Dans mon article « Crise du masculin », j’expliquais en quoi l’avènement d’un capitalisme reposant sur des valeurs féminines offrait au monde des perspectives de paix et progrès.
Dans son autobiographie intitulée « Vers un monde sans pauvreté », l’économiste Muhammad Yunus livre son expérience dans le micro-crédit, et explique de façon assez éloquente pourquoi il considère les femmes comme « l’arme la plus efficace contre la pauvreté ».
Quelques mots sur le microcrédit, tout d’abord.
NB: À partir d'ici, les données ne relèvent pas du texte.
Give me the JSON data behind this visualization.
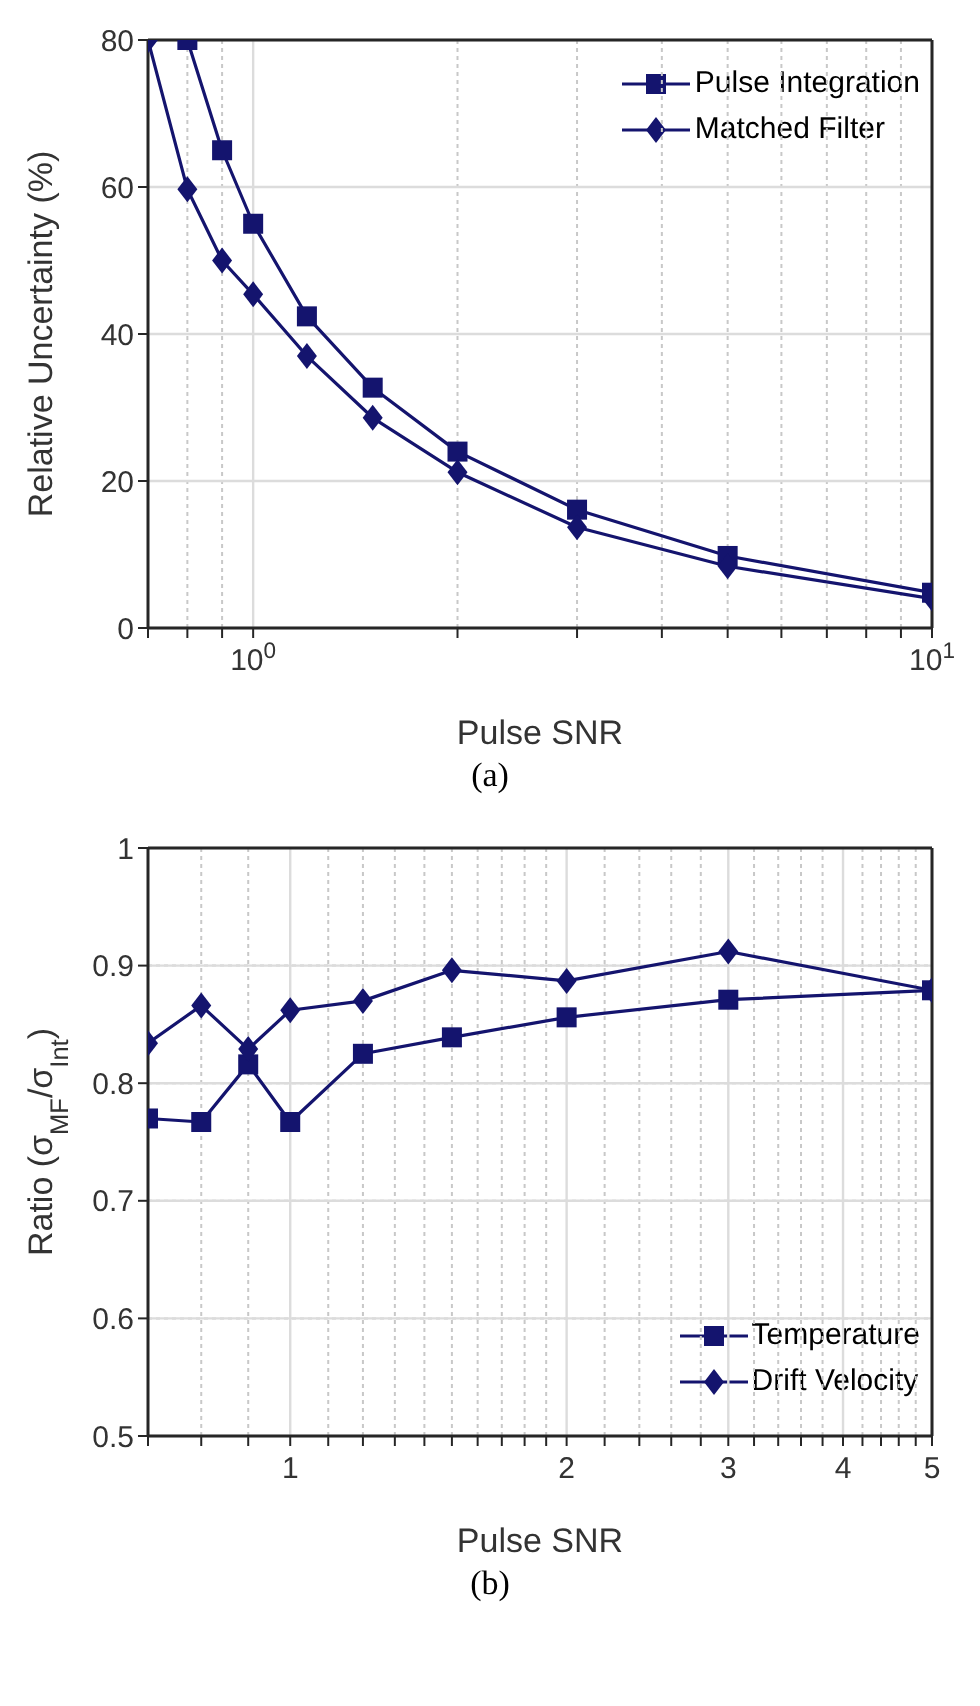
{
  "chart_data": [
    {
      "type": "line",
      "title": "(a)",
      "xlabel": "Pulse SNR",
      "ylabel": "Relative Uncertainty (%)",
      "log": "x",
      "series": [
        {
          "name": "Pulse Integration",
          "color": "#14146e",
          "marker": "square",
          "x": [
            0.8,
            0.9,
            1,
            1.2,
            1.5,
            2,
            3,
            5,
            10
          ],
          "values": [
            80,
            65,
            55,
            42.4,
            32.7,
            24,
            16.1,
            9.8,
            4.8
          ]
        },
        {
          "name": "Matched Filter",
          "color": "#14146e",
          "marker": "diamond",
          "x": [
            0.7,
            0.8,
            0.9,
            1,
            1.2,
            1.5,
            2,
            3,
            5,
            10
          ],
          "values": [
            80,
            59.7,
            50,
            45.4,
            37,
            28.6,
            21.2,
            13.7,
            8.4,
            4
          ]
        }
      ],
      "xlim": [
        0.7,
        10
      ],
      "xticks": [
        {
          "value": 0.7,
          "label": null
        },
        {
          "value": 0.8,
          "label": null
        },
        {
          "value": 0.9,
          "label": null
        },
        {
          "value": 1,
          "label": "10$^{0}$"
        },
        {
          "value": 2,
          "label": null
        },
        {
          "value": 3,
          "label": null
        },
        {
          "value": 4,
          "label": null
        },
        {
          "value": 5,
          "label": null
        },
        {
          "value": 6,
          "label": null
        },
        {
          "value": 7,
          "label": null
        },
        {
          "value": 8,
          "label": null
        },
        {
          "value": 9,
          "label": null
        },
        {
          "value": 10,
          "label": "10$^{1}$"
        }
      ],
      "ylim": [
        0,
        80
      ],
      "yticks": [
        0,
        20,
        40,
        60,
        80
      ],
      "grid": true,
      "legend": "top right",
      "line_style": "solid"
    },
    {
      "type": "line",
      "title": "(b)",
      "xlabel": "Pulse SNR",
      "ylabel": "Ratio (σ$_{MF}$/σ$_{Int}$)",
      "log": "x",
      "x": [
        0.7,
        0.8,
        0.9,
        1,
        1.2,
        1.5,
        2,
        3,
        5
      ],
      "series": [
        {
          "name": "Temperature",
          "color": "#14146e",
          "marker": "square",
          "values": [
            0.77,
            0.767,
            0.816,
            0.767,
            0.825,
            0.839,
            0.856,
            0.871,
            0.879
          ]
        },
        {
          "name": "Drift Velocity",
          "color": "#14146e",
          "marker": "diamond",
          "values": [
            0.834,
            0.866,
            0.829,
            0.862,
            0.87,
            0.896,
            0.887,
            0.912,
            0.879
          ]
        }
      ],
      "xlim": [
        0.7,
        5
      ],
      "xticks": [
        {
          "value": 0.7,
          "label": null
        },
        {
          "value": 0.8,
          "label": null
        },
        {
          "value": 0.9,
          "label": null
        },
        1,
        {
          "value": 1.1,
          "label": null
        },
        {
          "value": 1.2,
          "label": null
        },
        {
          "value": 1.3,
          "label": null
        },
        {
          "value": 1.4,
          "label": null
        },
        {
          "value": 1.5,
          "label": null
        },
        {
          "value": 1.6,
          "label": null
        },
        {
          "value": 1.7,
          "label": null
        },
        {
          "value": 1.8,
          "label": null
        },
        {
          "value": 1.9,
          "label": null
        },
        2,
        {
          "value": 2.2,
          "label": null
        },
        {
          "value": 2.4,
          "label": null
        },
        {
          "value": 2.6,
          "label": null
        },
        {
          "value": 2.8,
          "label": null
        },
        3,
        {
          "value": 3.2,
          "label": null
        },
        {
          "value": 3.4,
          "label": null
        },
        {
          "value": 3.6,
          "label": null
        },
        {
          "value": 3.8,
          "label": null
        },
        4,
        {
          "value": 4.2,
          "label": null
        },
        {
          "value": 4.4,
          "label": null
        },
        {
          "value": 4.6,
          "label": null
        },
        {
          "value": 4.8,
          "label": null
        },
        5
      ],
      "ylim": [
        0.5,
        1
      ],
      "yticks": [
        0.5,
        0.6,
        0.7,
        0.8,
        0.9,
        1
      ],
      "grid": true,
      "legend": "bottom right",
      "line_style": "solid"
    }
  ]
}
Yunus explique s’être toujours refusé à faire l’aumône et à donner de l’argent à un mendiant, quant bien même serait-il dans le besoin. Il considère que le plus grand service que l’on puisse rendre à ce mendiant est de lui octroyer un prêt de quelques euros, ce qui a pour effet d’une part de préserver sa dignité et d’autre part de l’inciter à prendre en main son propre destin. Ce micro-crédit est consenti sans garantie et son remboursement s’effectue à la discrétion de l’emprunteur. Telle est la logique qui a animé Yunus, et qui a abouti à la création de la banque Grameen, entièrement dédiée au microcrédit, et qui emploie aujourd’hui 12000 personnes dans le monde.
Lorsque Yunus démarre son projet, dans les années 1970, il est confronté à une extrême réticence des organismes financiers, arguant que le fait d’octroyer un prêt sans garantie, et de surcroit à des pauvres, relevait de l’utopie.
30 ans plus tard, la banque Grameen a démontré que 99% de ses emprunteurs parvenaient à rembourser leur prêt, un taux de recouvrement à faire pâlir toutes les banques commerciales qui accordent pourtant des crédits avec de nombreuses garanties. Comment expliquer un tel succès ?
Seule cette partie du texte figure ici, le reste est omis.